Editor’s Note: The Albumism staff has selected what we believe to be the 100 Most Dynamic Debut Albums Ever Made, representing a varied cross-section of genres, styles and time periods. Click “Next Album” below to explore each album or view the full album index here.
As album titles go, few have been as apt as Bill Withers’ debut album Just As I Am. From the get-go, Withers showed an unwillingness to do anything other than follow his heart. There is no artifice here. No following trends. No bullshit.

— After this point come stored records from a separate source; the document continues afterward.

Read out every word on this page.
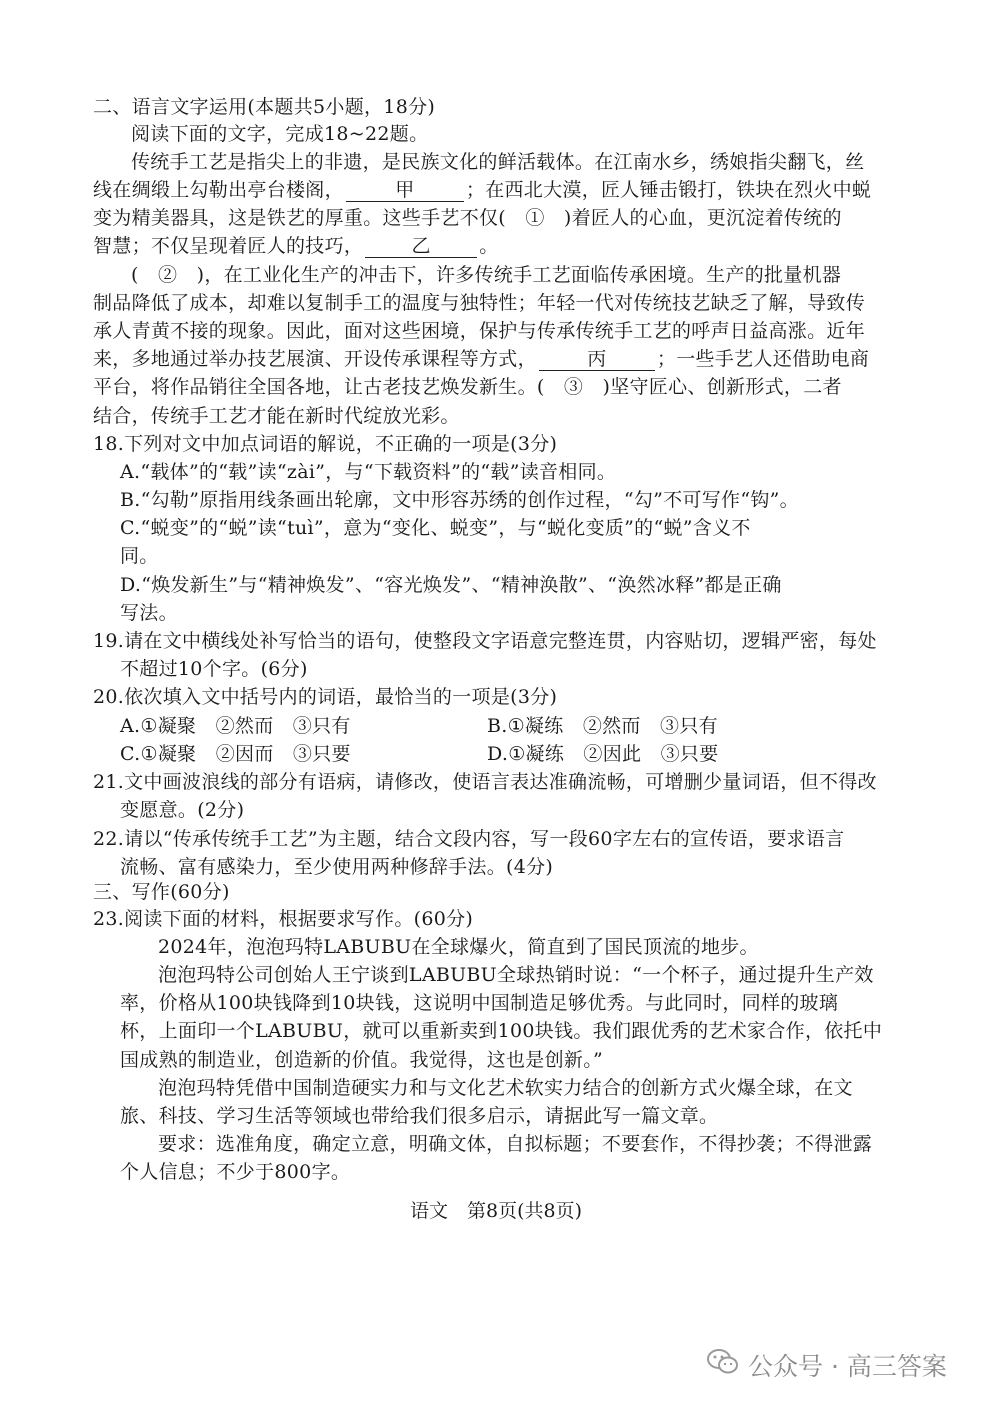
二、语言文字运用(本题共5小题，18分)
阅读下面的文字，完成18~22题。
传统手工艺是指尖上的非遗，是民族文化的鲜活载体。在江南水乡，绣娘指尖翻飞，丝
线在绸缎上勾勒出亭台楼阁，	甲	；在西北大漠，匠人锤击锻打，铁块在烈火中蜕
变为精美器具，这是铁艺的厚重。这些手艺不仅(　①　)着匠人的心血，更沉淀着传统的
智慧；不仅呈现着匠人的技巧，	乙	。
(　②　)，在工业化生产的冲击下，许多传统手工艺面临传承困境。生产的批量机器
制品降低了成本，却难以复制手工的温度与独特性；年轻一代对传统技艺缺乏了解，导致传
承人青黄不接的现象。因此，面对这些困境，保护与传承传统手工艺的呼声日益高涨。近年
来，多地通过举办技艺展演、开设传承课程等方式，	丙	；一些手艺人还借助电商
平台，将作品销往全国各地，让古老技艺焕发新生。(　③　)坚守匠心、创新形式，二者
结合，传统手工艺才能在新时代绽放光彩。
18.下列对文中加点词语的解说，不正确的一项是(3分)
A.“载体”的“载”读“zài”，与“下载资料”的“载”读音相同。
B.“勾勒”原指用线条画出轮廓，文中形容苏绣的创作过程，“勾”不可写作“钩”。
C.“蜕变”的“蜕”读“tuì”，意为“变化、蜕变”，与“蜕化变质”的“蜕”含义不
同。
D.“焕发新生”与“精神焕发”、“容光焕发”、“精神涣散”、“涣然冰释”都是正确
写法。
19.请在文中横线处补写恰当的语句，使整段文字语意完整连贯，内容贴切，逻辑严密，每处
不超过10个字。(6分)
20.依次填入文中括号内的词语，最恰当的一项是(3分)
A.①凝聚　②然而　③只有	B.①凝练　②然而　③只有
C.①凝聚　②因而　③只要	D.①凝练　②因此　③只要
21.文中画波浪线的部分有语病，请修改，使语言表达准确流畅，可增删少量词语，但不得改
变愿意。(2分)
22.请以“传承传统手工艺”为主题，结合文段内容，写一段60字左右的宣传语，要求语言
流畅、富有感染力，至少使用两种修辞手法。(4分)
三、写作(60分)
23.阅读下面的材料，根据要求写作。(60分)
2024年，泡泡玛特LABUBU在全球爆火，简直到了国民顶流的地步。
泡泡玛特公司创始人王宁谈到LABUBU全球热销时说：“一个杯子，通过提升生产效
率，价格从100块钱降到10块钱，这说明中国制造足够优秀。与此同时，同样的玻璃
杯，上面印一个LABUBU，就可以重新卖到100块钱。我们跟优秀的艺术家合作，依托中
国成熟的制造业，创造新的价值。我觉得，这也是创新。”
泡泡玛特凭借中国制造硬实力和与文化艺术软实力结合的创新方式火爆全球，在文
旅、科技、学习生活等领域也带给我们很多启示，请据此写一篇文章。
要求：选准角度，确定立意，明确文体，自拟标题；不要套作，不得抄袭；不得泄露
个人信息；不少于800字。
语文　第8页(共8页)
公众号 · 高三答案
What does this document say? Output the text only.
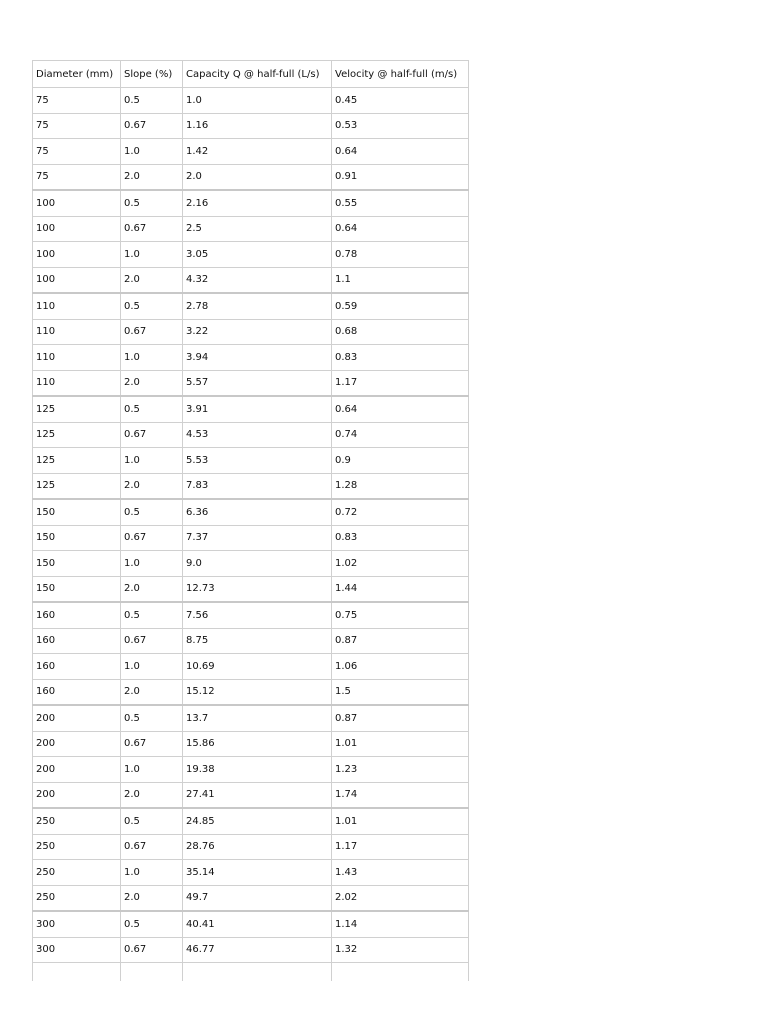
Diameter (mm)	Slope (%)	Capacity Q @ half-full (L/s)	Velocity @ half-full (m/s)
75	0.5	1.0	0.45
75	0.67	1.16	0.53
75	1.0	1.42	0.64
75	2.0	2.0	0.91
100	0.5	2.16	0.55
100	0.67	2.5	0.64
100	1.0	3.05	0.78
100	2.0	4.32	1.1
110	0.5	2.78	0.59
110	0.67	3.22	0.68
110	1.0	3.94	0.83
110	2.0	5.57	1.17
125	0.5	3.91	0.64
125	0.67	4.53	0.74
125	1.0	5.53	0.9
125	2.0	7.83	1.28
150	0.5	6.36	0.72
150	0.67	7.37	0.83
150	1.0	9.0	1.02
150	2.0	12.73	1.44
160	0.5	7.56	0.75
160	0.67	8.75	0.87
160	1.0	10.69	1.06
160	2.0	15.12	1.5
200	0.5	13.7	0.87
200	0.67	15.86	1.01
200	1.0	19.38	1.23
200	2.0	27.41	1.74
250	0.5	24.85	1.01
250	0.67	28.76	1.17
250	1.0	35.14	1.43
250	2.0	49.7	2.02
300	0.5	40.41	1.14
300	0.67	46.77	1.32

Having left the navy in 1965, he grifted around L.A. until the release of his debut, but he refused to leave his day job believing the music world to be a fickle, shallow mess. Indeed the album seemed destined to be overlooked until a DJ played the B-side of “Harlem” and it took flight. Although that song (“Ain’t No Sunshine”) became synonymous with Withers, there are other equally outstanding cuts that underline the quality of this debut album. The aforementioned “Harlem” is a glorious, foot-stomping tale of that most famous of neighborhoods, while his cover of The Beatles’ “Let It Be” sanctifies and elevates it accordingly.
Nestled there innocently in the middle of the album though is the piece de resistance “Hope She’ll Be Happier”—as great a song about the breakup of a relationship as you will ever hear. The hypnotic guitar, the shimmering melancholy organ of Booker T. Jones and Withers’ embittered and bewildered vocals combine to reach a peak others could only dream of.